Recomponiéndome le digo: “Armando es mi cuñado”.
El enfermero muestra un sobre: “Este el resultado del estudio de paternidad. Está a nombre del Sr. Armando Ybarra y debo entregárselo a él”.

-¿No me lo puede dar a mí, por favor? Mi cuñado vendrá en un par de horas, al finalizar su expediente laboral. Yo se lo entrego.
-No sé señora. Usted tiene que asegurarme que no abrirá el sobre; que se lo entregará intacto al Sr. Ybarra.

Le contesto con firmeza que sí, se lo aseguro, aunque en mi interior no había decidido si abrir el sobre o no. Logro que me lo de y disfruto al palparlo: siento una suerte de encariñamiento con ese papel doblado, con sus letras, con lo que simboliza. De repente me invade un pensamiento: si el padre es Osvaldo, ¿Qué ocurrirá? ¿Cómo se comportará él?, y se me pone toda la piel erizada.

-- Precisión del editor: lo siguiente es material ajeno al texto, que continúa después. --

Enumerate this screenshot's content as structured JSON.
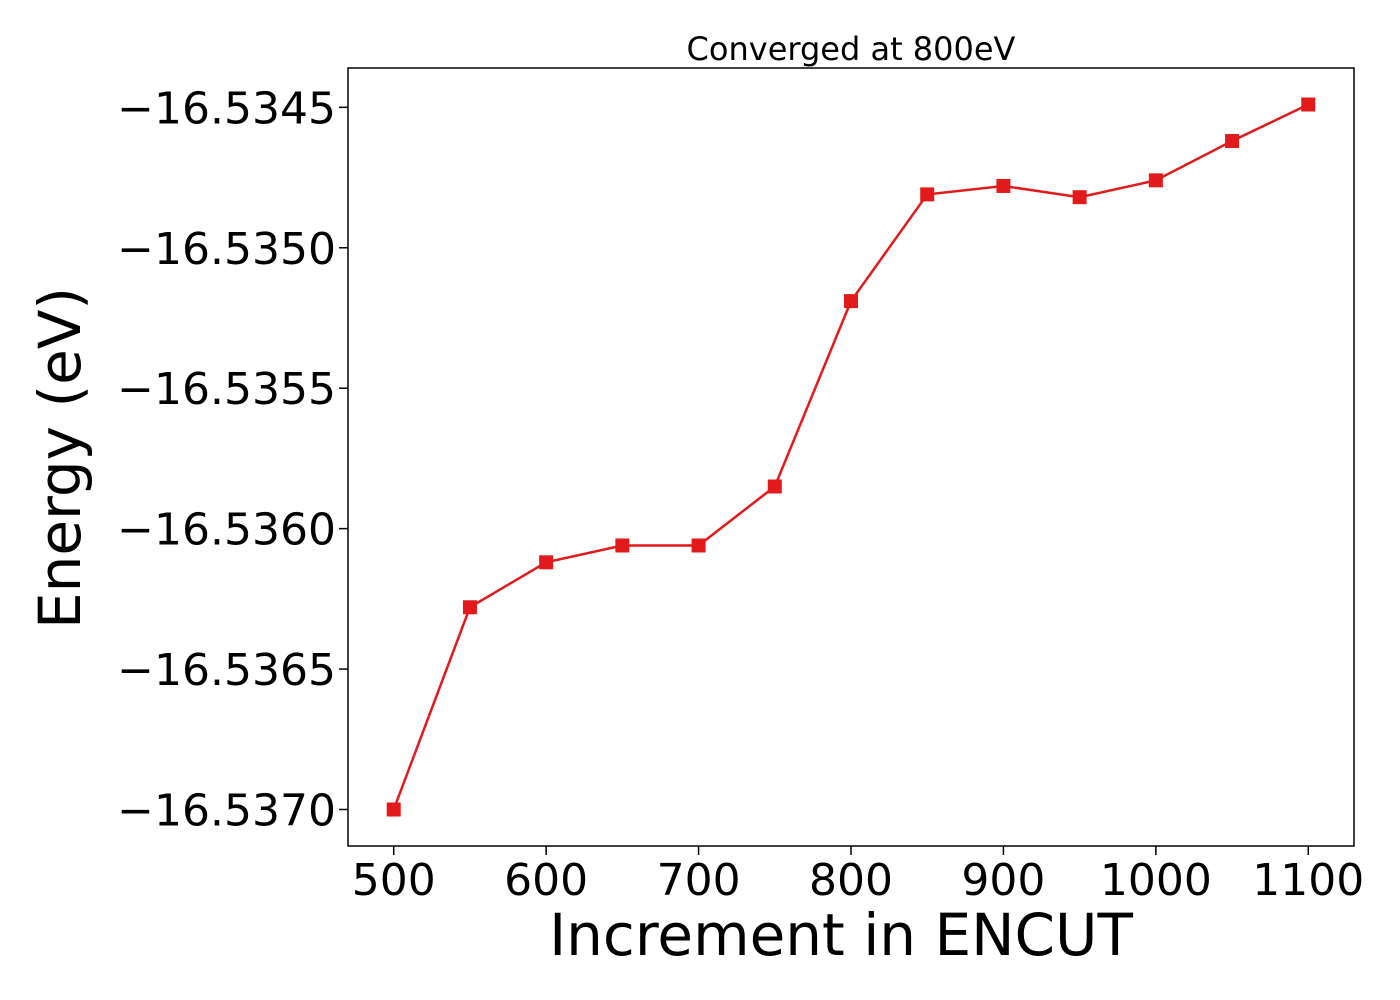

Voy al cuarto donde está Margarita. Una luz anaranjada entra por la ventana, iluminando su rostro, que ya se ve recuperado. Miro el sobre de papel offset, con letras grises que indican: A la atención del Sr. Armando Ybarra. Y gozo, más por el deseo del cumplimiento de una sentencia que el comprobado conocimiento de los hechos, con la sonoridad del nombre Francisco Ybarra. ?Será el nombre de mi sobrino? especulo, parada al borde de su cama, mientras duerme.

Observo, a su lado derecho, un hermoso cacho de camelias rosadas, arropadas por el velo vespertino. Se las trae y cuida Armando, ya que sabe que es su flor preferida.